The fourth roadside bomb attack was reported against a US-led coalition supply convoy in the central province of Babil. It left no military personnel injured.

No group or individual has claimed responsibility for the bomb attacks yet.

The attacks come as US President Joe Biden and Iraqi Prime Minister Mustafa al-Kadhimi on Monday sealed an agreement, formally ending the US combat mission in Iraq by the end of the current year, more than 18 years after US troops were sent to the country.

Under the agreement, however, US military forces will continue to operate in Iraq in what has been termed as an “advisory role.”

A joint Iraq-US statement issued after the meeting said the “security” relationship will be focused on “training, advising and intelligence-sharing.”

Speaking to reporters following the meeting, Biden said the US would continue to “train, to assist, to help and to deal with ISIS (Daesh) as it arises,” when the combat mission comes to an end.

The US currently has about 2,500 troops in Iraq.

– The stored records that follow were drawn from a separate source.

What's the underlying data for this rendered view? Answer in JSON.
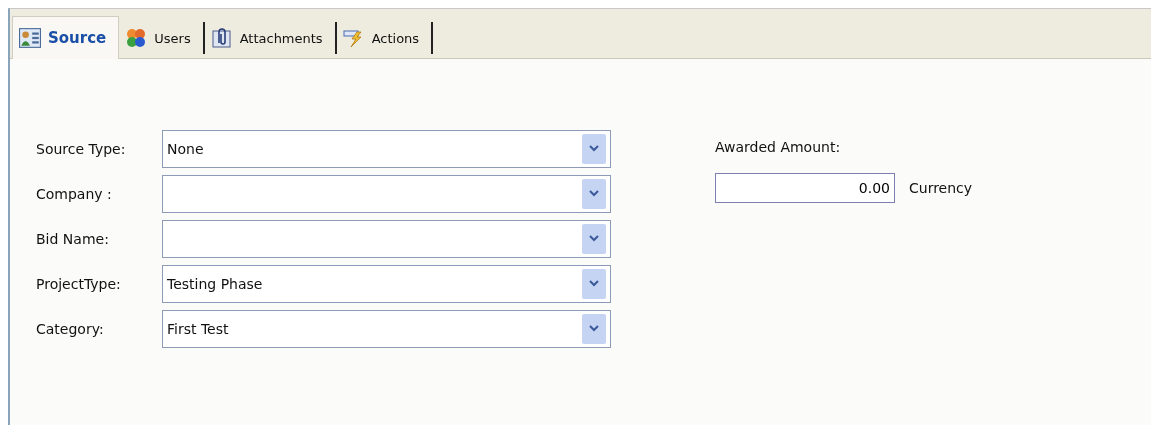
{
  "tabs": [
    {
      "label": "Source",
      "selected": true,
      "kind": "contact"
    },
    {
      "label": "Users",
      "selected": false,
      "kind": "users"
    },
    {
      "label": "Attachments",
      "selected": false,
      "kind": "clip"
    },
    {
      "label": "Actions",
      "selected": false,
      "kind": "bolt"
    }
  ],
  "fields": [
    {
      "label": "Source Type:",
      "value": "None"
    },
    {
      "label": "Company :"
    },
    {
      "label": "Bid Name:"
    },
    {
      "label": "ProjectType:",
      "value": "Testing Phase"
    },
    {
      "label": "Category:",
      "value": "First Test"
    }
  ],
  "awarded": {
    "label": "Awarded Amount:",
    "value": "0.00",
    "unit": "Currency"
  }
}
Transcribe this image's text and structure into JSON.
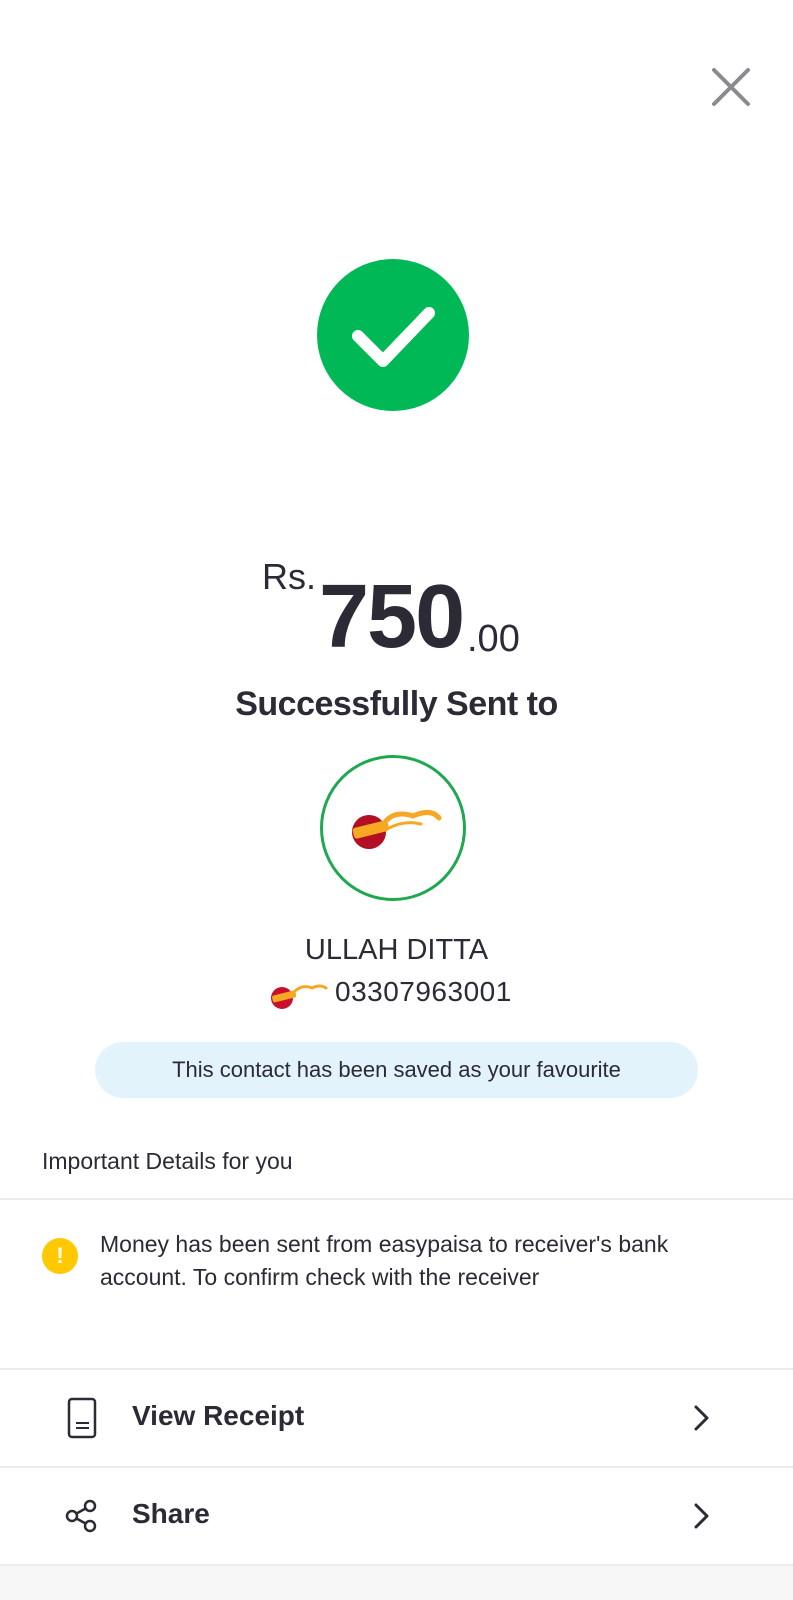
{
  "header": {
    "close_icon": "close-icon"
  },
  "status": {
    "icon": "checkmark-icon",
    "color": "#00b956"
  },
  "amount": {
    "currency": "Rs.",
    "whole": "750",
    "decimal": ".00"
  },
  "message": "Successfully Sent to",
  "recipient": {
    "logo": "jazzcash-logo",
    "name": "ULLAH DITTA",
    "number": "03307963001"
  },
  "favourite_banner": "This contact has been saved as your favourite",
  "details": {
    "heading": "Important Details for you",
    "notice_icon": "warning-icon",
    "notice_symbol": "!",
    "notice_text": "Money has been sent from easypaisa to receiver's bank account. To confirm check with the receiver"
  },
  "actions": [
    {
      "label": "View Receipt",
      "icon": "receipt-icon"
    },
    {
      "label": "Share",
      "icon": "share-icon"
    }
  ],
  "colors": {
    "success": "#00b956",
    "avatar_border": "#1fa84f",
    "banner_bg": "#e3f3fc",
    "warning": "#ffc800",
    "text": "#2b2a35"
  }
}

It is not known how many troops will stay in the country beyond 2021. White House press secretary Jen Psaki said “the numbers will be driven by what is needed for the mission over time.”

Anti-US sentiment has been growing in Iraq since the assassination in January 2020 of Abu Mahdi al-Muhandis, the deputy head of the Popular Mobilization Units, along with the region’s legendary anti-terror commander General Qassem Soleimani in Baghdad.

They were targeted along with their companions on January 3, 2020 in a drone strike authorized by former US president Donald Trump near Baghdad International Airport.

Two days after the attack, Iraqi lawmakers approved a bill that requires the government to end the presence of all foreign military forces led by the US.